It was 50 years ago today (March 1st, 1973) that Pink Floyd released its most celebrated and beloved album, The Dark Side Of The Moon. The collection, which was the band's eight long player, is by far the band's biggest-selling and best known record — with a colossal 45 million copies sold.
Between 1973 and 1988 the album spent and astounding 741 weeks on the Billboard 200 album charts — longer than any other album in history.
Coming on March 24th is Floyd's new 50th anniversary deluxe box set edition of the album. The package includes the CD and gatefold vinyl of the newly remastered studio album and Blu-Ray + DVD audio featuring the original 5.1 mix and remastered stereo versions.

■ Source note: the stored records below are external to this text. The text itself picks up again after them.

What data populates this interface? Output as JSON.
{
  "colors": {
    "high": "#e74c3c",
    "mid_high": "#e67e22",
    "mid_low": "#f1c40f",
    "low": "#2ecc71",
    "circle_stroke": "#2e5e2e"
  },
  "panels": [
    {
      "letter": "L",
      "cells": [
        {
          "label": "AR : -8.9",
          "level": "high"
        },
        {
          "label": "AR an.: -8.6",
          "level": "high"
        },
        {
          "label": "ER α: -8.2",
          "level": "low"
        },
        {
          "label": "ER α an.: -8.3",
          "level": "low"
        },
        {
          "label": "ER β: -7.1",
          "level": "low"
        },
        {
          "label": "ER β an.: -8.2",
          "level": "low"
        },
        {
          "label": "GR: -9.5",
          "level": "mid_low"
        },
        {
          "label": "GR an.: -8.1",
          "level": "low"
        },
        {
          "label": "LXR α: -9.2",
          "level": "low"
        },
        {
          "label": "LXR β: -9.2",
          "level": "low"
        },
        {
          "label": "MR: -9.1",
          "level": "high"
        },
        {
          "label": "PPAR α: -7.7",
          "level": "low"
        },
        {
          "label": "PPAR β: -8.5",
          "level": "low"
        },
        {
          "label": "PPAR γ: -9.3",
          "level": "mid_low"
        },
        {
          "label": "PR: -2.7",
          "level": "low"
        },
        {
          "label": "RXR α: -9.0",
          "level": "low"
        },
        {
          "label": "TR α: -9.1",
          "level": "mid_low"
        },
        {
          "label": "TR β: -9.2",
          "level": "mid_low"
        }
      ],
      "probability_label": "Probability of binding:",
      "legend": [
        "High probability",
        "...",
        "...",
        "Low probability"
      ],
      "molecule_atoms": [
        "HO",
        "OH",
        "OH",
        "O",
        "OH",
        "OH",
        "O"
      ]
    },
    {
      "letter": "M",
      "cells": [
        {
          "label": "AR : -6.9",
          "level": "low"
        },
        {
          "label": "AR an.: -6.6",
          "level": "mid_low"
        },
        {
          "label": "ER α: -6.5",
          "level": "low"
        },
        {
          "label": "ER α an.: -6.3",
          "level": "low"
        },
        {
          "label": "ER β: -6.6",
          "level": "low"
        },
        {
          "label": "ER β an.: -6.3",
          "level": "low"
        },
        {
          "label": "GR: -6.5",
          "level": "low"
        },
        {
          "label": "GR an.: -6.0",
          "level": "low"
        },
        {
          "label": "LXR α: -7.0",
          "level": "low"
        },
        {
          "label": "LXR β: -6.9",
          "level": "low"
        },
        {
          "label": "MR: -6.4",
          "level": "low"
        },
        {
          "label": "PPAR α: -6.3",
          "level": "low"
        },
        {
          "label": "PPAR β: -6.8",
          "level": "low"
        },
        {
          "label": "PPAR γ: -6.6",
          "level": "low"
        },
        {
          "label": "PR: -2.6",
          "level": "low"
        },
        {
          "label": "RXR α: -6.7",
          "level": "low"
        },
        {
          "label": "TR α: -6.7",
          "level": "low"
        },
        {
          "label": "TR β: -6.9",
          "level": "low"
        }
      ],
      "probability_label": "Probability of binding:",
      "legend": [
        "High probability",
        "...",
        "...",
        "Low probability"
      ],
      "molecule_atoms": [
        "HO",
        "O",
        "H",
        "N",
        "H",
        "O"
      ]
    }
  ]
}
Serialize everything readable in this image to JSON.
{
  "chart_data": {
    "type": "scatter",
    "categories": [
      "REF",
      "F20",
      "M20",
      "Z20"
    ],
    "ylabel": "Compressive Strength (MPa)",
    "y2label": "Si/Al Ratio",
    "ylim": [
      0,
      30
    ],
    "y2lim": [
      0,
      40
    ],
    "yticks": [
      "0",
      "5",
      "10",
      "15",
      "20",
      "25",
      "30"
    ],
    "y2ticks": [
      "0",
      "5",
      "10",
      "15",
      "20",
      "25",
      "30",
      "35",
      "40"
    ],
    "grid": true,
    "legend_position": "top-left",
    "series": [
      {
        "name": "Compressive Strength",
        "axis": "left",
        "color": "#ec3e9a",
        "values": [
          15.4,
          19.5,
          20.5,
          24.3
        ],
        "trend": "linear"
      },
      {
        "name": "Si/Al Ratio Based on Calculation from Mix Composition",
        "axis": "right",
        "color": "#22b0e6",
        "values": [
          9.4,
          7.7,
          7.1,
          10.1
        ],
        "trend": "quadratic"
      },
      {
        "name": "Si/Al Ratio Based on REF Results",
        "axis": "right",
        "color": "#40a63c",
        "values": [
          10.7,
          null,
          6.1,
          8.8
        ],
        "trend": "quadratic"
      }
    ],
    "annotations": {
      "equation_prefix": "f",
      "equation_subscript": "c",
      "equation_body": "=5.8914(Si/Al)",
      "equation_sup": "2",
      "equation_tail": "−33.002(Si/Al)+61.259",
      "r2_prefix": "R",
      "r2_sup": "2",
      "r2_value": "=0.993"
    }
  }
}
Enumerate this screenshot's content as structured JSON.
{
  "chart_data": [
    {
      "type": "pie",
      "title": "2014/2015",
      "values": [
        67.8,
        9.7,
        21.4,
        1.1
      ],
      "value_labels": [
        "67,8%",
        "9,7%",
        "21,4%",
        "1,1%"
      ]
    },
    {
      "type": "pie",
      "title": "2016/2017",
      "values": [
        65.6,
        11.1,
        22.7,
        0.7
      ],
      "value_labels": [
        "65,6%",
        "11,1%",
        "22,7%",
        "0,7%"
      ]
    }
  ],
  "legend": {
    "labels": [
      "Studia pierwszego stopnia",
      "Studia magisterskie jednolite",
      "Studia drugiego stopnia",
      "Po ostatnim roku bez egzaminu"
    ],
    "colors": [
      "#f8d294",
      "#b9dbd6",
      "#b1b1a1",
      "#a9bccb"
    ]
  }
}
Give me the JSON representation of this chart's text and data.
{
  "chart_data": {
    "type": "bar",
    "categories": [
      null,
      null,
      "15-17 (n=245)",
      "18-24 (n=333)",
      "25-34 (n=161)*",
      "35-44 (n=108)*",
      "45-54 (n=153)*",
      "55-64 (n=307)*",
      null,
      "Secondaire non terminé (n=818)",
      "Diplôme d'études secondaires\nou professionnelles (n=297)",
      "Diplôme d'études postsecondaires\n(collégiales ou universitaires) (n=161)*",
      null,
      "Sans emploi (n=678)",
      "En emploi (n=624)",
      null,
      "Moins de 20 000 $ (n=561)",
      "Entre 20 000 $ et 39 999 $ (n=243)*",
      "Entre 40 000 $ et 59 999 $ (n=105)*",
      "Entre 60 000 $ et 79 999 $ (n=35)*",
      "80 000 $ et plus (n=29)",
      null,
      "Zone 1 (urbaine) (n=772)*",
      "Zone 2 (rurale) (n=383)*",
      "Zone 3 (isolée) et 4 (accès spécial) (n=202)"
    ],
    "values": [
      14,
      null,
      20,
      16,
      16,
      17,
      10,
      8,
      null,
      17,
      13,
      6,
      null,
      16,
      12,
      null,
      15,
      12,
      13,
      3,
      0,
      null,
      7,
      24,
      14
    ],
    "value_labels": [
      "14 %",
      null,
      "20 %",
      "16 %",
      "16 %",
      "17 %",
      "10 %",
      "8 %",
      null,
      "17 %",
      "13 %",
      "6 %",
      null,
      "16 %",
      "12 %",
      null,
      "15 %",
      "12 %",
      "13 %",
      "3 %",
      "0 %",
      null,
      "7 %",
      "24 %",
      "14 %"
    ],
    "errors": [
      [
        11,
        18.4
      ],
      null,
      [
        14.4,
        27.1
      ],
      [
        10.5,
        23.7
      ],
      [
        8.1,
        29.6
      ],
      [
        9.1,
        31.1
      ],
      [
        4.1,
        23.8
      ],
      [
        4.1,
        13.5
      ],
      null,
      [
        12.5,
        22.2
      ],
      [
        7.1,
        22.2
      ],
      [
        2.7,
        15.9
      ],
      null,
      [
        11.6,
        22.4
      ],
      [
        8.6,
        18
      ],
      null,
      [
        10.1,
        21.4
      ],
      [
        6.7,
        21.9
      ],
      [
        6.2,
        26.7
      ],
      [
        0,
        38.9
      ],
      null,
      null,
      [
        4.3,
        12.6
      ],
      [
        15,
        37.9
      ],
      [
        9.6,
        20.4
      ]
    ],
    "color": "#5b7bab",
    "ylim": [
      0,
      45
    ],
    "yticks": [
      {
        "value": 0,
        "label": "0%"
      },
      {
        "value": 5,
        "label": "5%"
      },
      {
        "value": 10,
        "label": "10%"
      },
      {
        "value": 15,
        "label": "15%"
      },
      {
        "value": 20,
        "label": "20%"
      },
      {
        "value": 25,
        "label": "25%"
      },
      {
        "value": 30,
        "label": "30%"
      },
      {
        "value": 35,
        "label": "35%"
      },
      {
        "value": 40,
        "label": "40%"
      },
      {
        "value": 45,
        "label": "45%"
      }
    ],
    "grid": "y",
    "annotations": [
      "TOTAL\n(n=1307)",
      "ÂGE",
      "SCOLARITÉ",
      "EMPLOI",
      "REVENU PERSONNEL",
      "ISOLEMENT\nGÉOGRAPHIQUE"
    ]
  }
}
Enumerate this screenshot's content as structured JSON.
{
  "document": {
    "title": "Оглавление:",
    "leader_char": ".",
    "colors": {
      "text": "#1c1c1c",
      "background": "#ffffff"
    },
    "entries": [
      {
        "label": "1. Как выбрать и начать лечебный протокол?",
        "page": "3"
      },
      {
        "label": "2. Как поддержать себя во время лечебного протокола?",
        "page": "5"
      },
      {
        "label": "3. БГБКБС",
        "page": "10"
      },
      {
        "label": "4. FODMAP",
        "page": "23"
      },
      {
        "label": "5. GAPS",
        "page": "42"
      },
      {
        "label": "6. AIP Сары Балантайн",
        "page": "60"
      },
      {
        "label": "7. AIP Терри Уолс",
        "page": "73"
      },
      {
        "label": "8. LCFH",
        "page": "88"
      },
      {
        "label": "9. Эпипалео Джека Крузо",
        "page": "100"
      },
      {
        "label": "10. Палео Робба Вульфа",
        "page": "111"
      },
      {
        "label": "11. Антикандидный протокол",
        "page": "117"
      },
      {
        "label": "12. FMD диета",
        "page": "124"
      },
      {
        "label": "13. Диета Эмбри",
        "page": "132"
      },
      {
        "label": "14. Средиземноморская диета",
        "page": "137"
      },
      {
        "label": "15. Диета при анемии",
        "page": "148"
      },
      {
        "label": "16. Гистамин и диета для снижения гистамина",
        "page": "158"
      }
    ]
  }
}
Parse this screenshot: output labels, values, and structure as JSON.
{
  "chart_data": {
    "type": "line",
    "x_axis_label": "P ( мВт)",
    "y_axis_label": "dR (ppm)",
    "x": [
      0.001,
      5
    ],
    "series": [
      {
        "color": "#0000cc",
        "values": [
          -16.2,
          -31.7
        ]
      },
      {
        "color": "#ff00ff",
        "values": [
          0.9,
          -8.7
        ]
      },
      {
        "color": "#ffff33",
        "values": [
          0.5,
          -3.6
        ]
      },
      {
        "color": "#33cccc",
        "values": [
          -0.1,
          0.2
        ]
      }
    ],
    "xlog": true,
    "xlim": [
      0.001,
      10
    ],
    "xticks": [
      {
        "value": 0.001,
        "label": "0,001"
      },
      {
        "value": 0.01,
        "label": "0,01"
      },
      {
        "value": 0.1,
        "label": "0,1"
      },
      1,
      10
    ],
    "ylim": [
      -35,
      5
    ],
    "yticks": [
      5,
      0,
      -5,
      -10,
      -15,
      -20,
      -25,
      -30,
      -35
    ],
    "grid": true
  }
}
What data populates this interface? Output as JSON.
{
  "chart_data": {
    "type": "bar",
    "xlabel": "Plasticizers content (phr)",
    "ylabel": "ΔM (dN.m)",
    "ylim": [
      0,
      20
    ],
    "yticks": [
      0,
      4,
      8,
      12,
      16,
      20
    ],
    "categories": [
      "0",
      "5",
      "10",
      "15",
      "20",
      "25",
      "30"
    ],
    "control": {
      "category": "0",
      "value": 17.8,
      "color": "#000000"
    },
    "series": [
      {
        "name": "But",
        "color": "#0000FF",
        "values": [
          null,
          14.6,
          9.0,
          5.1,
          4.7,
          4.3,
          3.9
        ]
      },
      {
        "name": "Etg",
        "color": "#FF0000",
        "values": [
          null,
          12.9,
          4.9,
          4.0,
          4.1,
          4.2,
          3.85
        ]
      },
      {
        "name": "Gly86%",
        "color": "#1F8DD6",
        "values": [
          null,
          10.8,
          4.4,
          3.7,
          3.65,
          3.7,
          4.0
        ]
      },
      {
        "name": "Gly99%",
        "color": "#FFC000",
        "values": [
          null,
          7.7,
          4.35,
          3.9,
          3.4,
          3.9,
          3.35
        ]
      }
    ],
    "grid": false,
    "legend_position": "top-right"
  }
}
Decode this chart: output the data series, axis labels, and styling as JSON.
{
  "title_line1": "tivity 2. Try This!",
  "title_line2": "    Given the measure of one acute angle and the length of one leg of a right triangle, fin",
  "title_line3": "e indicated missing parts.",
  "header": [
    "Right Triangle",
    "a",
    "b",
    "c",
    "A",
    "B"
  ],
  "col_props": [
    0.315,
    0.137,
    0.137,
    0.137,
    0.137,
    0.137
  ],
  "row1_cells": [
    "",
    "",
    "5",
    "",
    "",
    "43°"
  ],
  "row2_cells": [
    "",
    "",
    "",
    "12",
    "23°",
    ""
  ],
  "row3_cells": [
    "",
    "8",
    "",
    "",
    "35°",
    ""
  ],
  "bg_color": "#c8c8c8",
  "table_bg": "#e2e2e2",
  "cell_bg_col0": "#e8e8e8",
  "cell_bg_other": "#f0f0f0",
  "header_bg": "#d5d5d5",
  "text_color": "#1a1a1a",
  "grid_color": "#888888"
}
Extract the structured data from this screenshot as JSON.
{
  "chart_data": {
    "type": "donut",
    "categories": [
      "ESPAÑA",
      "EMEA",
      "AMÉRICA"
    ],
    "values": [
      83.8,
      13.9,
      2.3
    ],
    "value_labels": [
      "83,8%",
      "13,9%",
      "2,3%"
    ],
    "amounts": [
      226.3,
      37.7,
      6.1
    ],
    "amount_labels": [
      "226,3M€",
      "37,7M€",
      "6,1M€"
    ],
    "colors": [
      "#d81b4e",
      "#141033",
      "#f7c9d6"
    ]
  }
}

Also featured is the new Blu-ray disc of Atmos mix plus CD and LP of The Dark Side Of The Moon — Live At Wembley Empire Pool, London, 1974.
Also issued separately that day on CD and first ever vinyl release of The Dark Side Of The Moon – Live At Wembley Empire Pool, London, 1974. The concert was taped in November 1974 as part of the band's winter tour and now features artwork of an original 1973 line-drawn cover by George Hardie.
The new book Pink Floyd – The Dark Side Of The Moon: 50th Anniversary, part of the deluxe box offering, will also be published separately by Thames & Hudson and “showcases rare and previously unseen photographs taken during The Dark Side Of The Moon tours of 1972-1975 and was created with the involvement of the band members.”
David Gilmour recalled The Dark Side Of The Moon as being a highlight of his collaborative work with Roger Waters: “We thought that we were on to something that was going to do a bit better than anything we had previously done. Everyone thinks that the best of our moments are the moments where — I do, anyway — think that the best of our moments are when the best of Roger and his lyrics and ideas and driving force came together with some of my more melodic and emotional moments that, sort of, fall out of my guitar.”
Pink Floyd drummer Nick Mason told us he and his bandmates have never been able to fully grasp why The Dark Side Of The Moon has been so successful: “I don't think we ever really understood. There are elements that you would never have perceived at the time. It was partly about timing, and partly about the songs being relevant to people at the time, and that sort of gave it the lift that then brought it to the attention of another bunch of people, and so on.”